Prüfungsanfechtung Rechtswissenschaften / Jura

Während die so genannten Prüfungsanfechtungen vor einigen Jahren eher Konstellationen des Bestehens oder Nichtbestehens der Prüfungen betrafen, werden zunehmend Verfahren zur Notenverbesserung auch in zweistelligen Punkteregionen geführt.

I. Prüfungsanfechtung: schlechte Korrekturen bei den juristischen Prüfungsämtern

Das liegt daran, dass die finanzielle Ausstattung der Behörden nachlässt und die Korrekturen somit zum Teil von weniger sorgfältig ausgewählten bzw. wenig motivierten Prüfern durchgeführt werden. Nur wenige hoch qualifizierte Idealisten erklären sich bereit, zu dem geringen Entgelt mehrere Stunden in eine gute Korrektur zu investieren. Somit werden Korrekturen zunehmend schlechter und die Bereitschaft der Prüfungskandidaten, gegen Bewertungen vorzugehen steigt. Schließlich sehen sich Absolventen einem sehr selektiven Arbeitsmarkt ausgesetzt, in dem für gute Positionen oft ein Prädikatsexamen (Note „vollbefriedigend“ oder besser) gefordert wird.

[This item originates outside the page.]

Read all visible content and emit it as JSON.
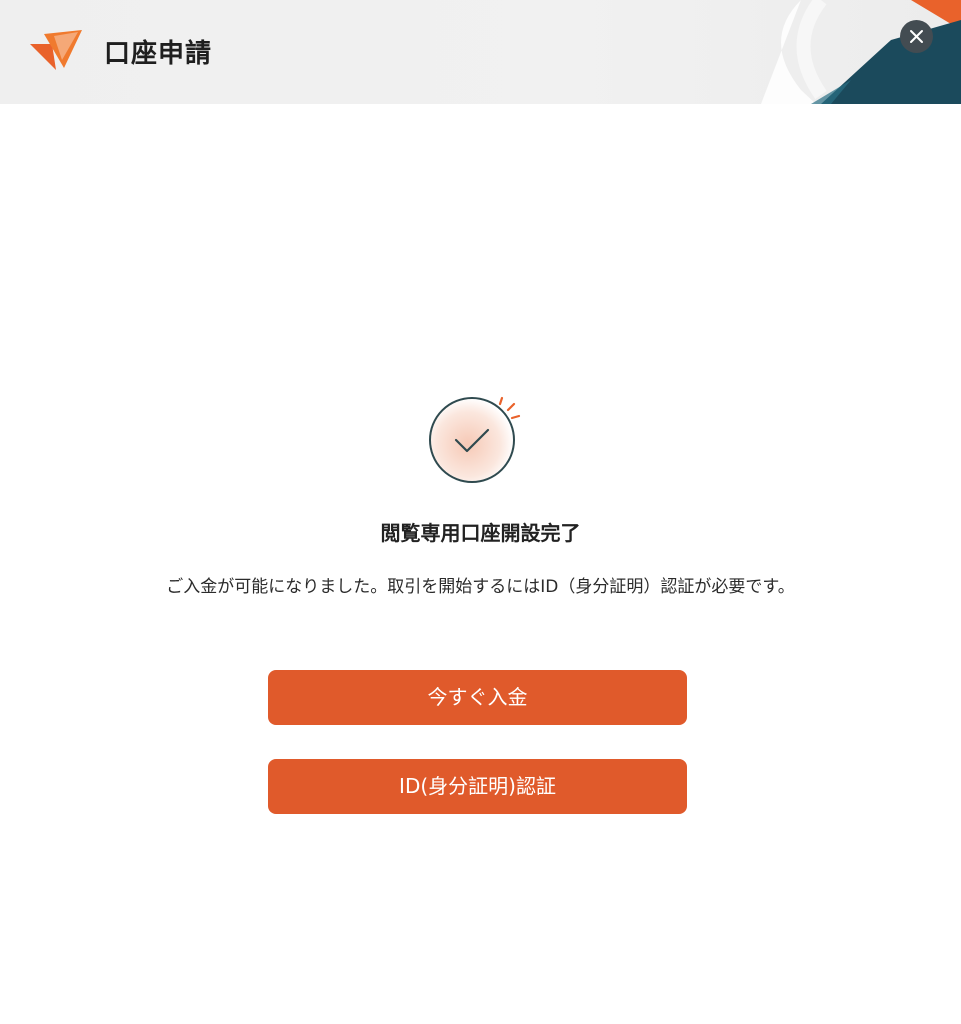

Mittlerweile kommt es sogar vor, dass Prüfungsämter streitwilligen Kandidaten raten, das Verfahren selbst durchzuführen, um dann die eigene Überlegenheit in der sehr speziellen Materie des Prüfungsrechts auszuspielen mit der Folge, dass in Eigenregie irreparable Fehler gemacht werden.

Seit Beginn seiner anwaltlichen Tätigkeit betreut Herr Rechtsanwalt und Fachanwalt für Verwaltungsrecht Dr. Heinze bundesweit so genannte Prüfungsanfechtungen im Bereich juristischer Prüfungen vom 1. Studiensemester bis zum 2. Juristischen Staatsexamen. Regelmäßig geht es darum, gegen Bescheide vorzugehen.

II. Prüfungsanfechtung: Verwaltungsakt oder Schlussbescheidung

Dabei ist zunächst zu klären, ob bereits eine Aufsichtsarbeit oder sonstige Einzelleistung als Verwaltungsakt einzustufen ist, oder ob eine Schlussbescheidung angegriffen wird, bezüglich derer in auszuwählendem Umfang vorgegangen werden kann. Je nach Bundesland und dortiger Rechtsprechung kann es um eine Anfechtung oder um eine Verpflichtung zur Neubescheidung gehen. Unterschiedlich geregelt ist in den Bundesländern auch das Erfordernis eines Widerspruchsverfahrens. Im Prüfungsrecht ist im Regelfall zudem ein so genanntes Überdenkungsverfahren durchzuführen, weil die Beurteilungsspielräume bzw. Bewertungsspielräume der Prüfer zu wahren sind. Im Überdenkungsverfahren werden die Einwände des Prüflings den Fachprüfern übersandt, damit diese sich mit Ihnen auseinandersetzen können und anschließend Stellung beziehen. Eine solche Überdenkung ist verfassungsrechtlich geboten, um einen Ausgleich zum Beurteilungsspielraum des Prüfers zu schaffen und letztlich die Waffengleichheit zwischen Prüfer und Prüfling zu wahren.

III. Prüfungsanfechtung Jura: Fehlerquellen bei Prüfungen Jura

Details erläutern wir Ihnen individuell auf Ihren Fall abgestimmt in einer Erstberatung. Danach können Sie entscheiden, ob Ihr Verfahren auf einzelne Aufsichtsarbeiten bzw. auch auf die mündliche Prüfung erstreckt werden soll. Im Rahmen solcher Verfahren gibt es im Wesentlichen zwei Fehlerquellen – Verfahrensfehler und inhaltliche Bewertungsfehler.

Sobald Sie vermuten, dass in Ihrem Prüfungsverfahren Verfahrensfehler gemacht wurden, bitten wir Sie, sich frühzeitig mit uns in Verbindung zu setzen. Zum Teil bestehen Rügeobliegenheiten sogar in der Prüfungssituation vor Ort. Es wäre misslich, wenn Sie sich Ihre Rechte im Prüfungsverfahren abschneiden.

Die Pflicht zur rechtzeitigen Rüge besteht im Gegensatz zu den formellen Fehlern nicht bei inhaltlichen bzw. materiellen Fehlern. Dennoch ist es wichtig, den Widerspruch rechtzeitig einzulegen. Im Regelfall wird Ihnen dann eine Frist zur Begründung genannt.